Young, chipper Bill is new to the profiling team, and when his boss opens up a fresh batch of potential subjects to interrogate after some early successes elsewhere, the pious young husband and father goes for Bundy. No one else wants him — “he hates the feds,” Bill is told repeatedly — but Bill didn’t get into this line of work because it was easy. Even early on, Ted is pulling the strings: he won’t talk to Bill until he writes him a letter. Bill can’t help but laugh at his start: “Dear Mr. Bundy.” Grace moments like that punctuate Wood’s performance as a gentle, industrious man with his own demons. Tell a guy like Bill Hagmaier that “normal people kill people,” and you’re doing some serious damage. Ted will do some serious damage.
Kirby plays his Ted Bundy with a creepy calm that easily moves between soothing and wholly unnerving. Bill eventually passes whatever tests Ted has set in his letters, and the killer acquiesces to meet in the Florida prison where he is spending what will be his last days on Earth. Over the course of a few years, the pair, well, they sort of bond, and that’s just as uncomfortable for them as it is for the audience. It would make for a stellar stage play, really, and in the moments when it’s just Bill and Ted facing off in a chilly prison interrogation room, it almost feels that way. Both Wood and Kirby are excellent, with the former providing emotional dimension to a less flashy character and the latter making (again, an oft-dramatized) part very much his own.

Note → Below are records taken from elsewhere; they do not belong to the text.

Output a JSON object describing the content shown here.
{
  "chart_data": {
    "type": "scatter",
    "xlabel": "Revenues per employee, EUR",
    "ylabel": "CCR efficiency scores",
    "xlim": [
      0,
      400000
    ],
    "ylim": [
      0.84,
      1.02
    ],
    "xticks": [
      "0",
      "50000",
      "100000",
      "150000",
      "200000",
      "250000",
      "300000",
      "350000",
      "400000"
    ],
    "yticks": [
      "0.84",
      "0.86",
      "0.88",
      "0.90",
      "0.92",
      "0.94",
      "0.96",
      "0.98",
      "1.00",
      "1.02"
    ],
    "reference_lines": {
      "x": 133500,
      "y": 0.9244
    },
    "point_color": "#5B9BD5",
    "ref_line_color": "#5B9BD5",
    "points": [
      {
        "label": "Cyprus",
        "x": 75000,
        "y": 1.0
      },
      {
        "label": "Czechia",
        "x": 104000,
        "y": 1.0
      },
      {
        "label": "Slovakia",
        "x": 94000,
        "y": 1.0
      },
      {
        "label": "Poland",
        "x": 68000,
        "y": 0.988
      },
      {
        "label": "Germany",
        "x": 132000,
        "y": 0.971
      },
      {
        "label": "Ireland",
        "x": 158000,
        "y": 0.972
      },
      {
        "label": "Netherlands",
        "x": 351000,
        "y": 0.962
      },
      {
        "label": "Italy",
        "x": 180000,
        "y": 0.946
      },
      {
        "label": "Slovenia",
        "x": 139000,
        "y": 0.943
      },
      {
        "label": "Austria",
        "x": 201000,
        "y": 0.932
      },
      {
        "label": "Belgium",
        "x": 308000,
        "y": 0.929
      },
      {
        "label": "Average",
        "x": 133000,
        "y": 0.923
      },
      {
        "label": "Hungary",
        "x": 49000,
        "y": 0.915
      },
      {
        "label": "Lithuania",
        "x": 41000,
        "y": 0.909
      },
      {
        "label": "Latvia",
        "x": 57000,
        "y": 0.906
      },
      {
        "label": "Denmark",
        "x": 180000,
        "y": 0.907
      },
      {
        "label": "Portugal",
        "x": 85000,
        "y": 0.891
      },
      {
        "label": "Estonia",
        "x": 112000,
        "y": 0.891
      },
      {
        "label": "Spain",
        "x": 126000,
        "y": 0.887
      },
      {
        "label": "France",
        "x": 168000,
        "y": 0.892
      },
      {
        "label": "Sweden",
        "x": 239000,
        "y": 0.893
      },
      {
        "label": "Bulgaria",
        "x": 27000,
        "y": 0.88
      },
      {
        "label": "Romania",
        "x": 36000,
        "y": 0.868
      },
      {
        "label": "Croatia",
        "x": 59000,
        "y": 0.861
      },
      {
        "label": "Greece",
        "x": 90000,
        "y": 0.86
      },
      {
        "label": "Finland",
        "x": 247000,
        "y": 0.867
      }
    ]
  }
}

But Sealey has bigger aspirations, and many of them work. Her filmmaking is stylish and informative even in the film’s opening moments, as it tracks between archival footage of the world in which the film is set (happy people strolling streets, commercials, glossy stuff) and an understandably tense Bill getting ready for work, eventually set to Ted’s own recorded words. The archival footage will reoccur, mostly to diminishing returns, and the film loses much of its propulsion when it strays from the Bill and Ted show. Sealey’s more restrained choices prove to be most effective, like her resistance to showing Bill’s family, or how she steadily turns the attention from a blathering Ted to a shocked bystander during a key interview.
A fussy final act, which finds an unnerved Ted attempting to stave off his execution as Bill is drawn further into his web (alongside Aleksa Palladino as Bundy’s lawyer Carolyn Lieberman, a small role the actress makes her own), feels scattered in a way the rest of the film does not. That frenetic energy speaks to the truth of the time, but it feels pulled from a different, less effective version of this story, one we’ve seen before. Still, by its fraught final moments, in which Ted finally bares all to a shellshocked Bill (Kirby has simply never been better than during this horrific final monologue), Sealey brings the attention back to where it belongs: on an electric duo, bonded by terrible, impenetrable truths that would make any “normal” person shudder.
“No Man of God” premiered in the Spotlight Narrative section of the 2021 Tribeca Film Festival. RLJE Films will release it in theaters this August.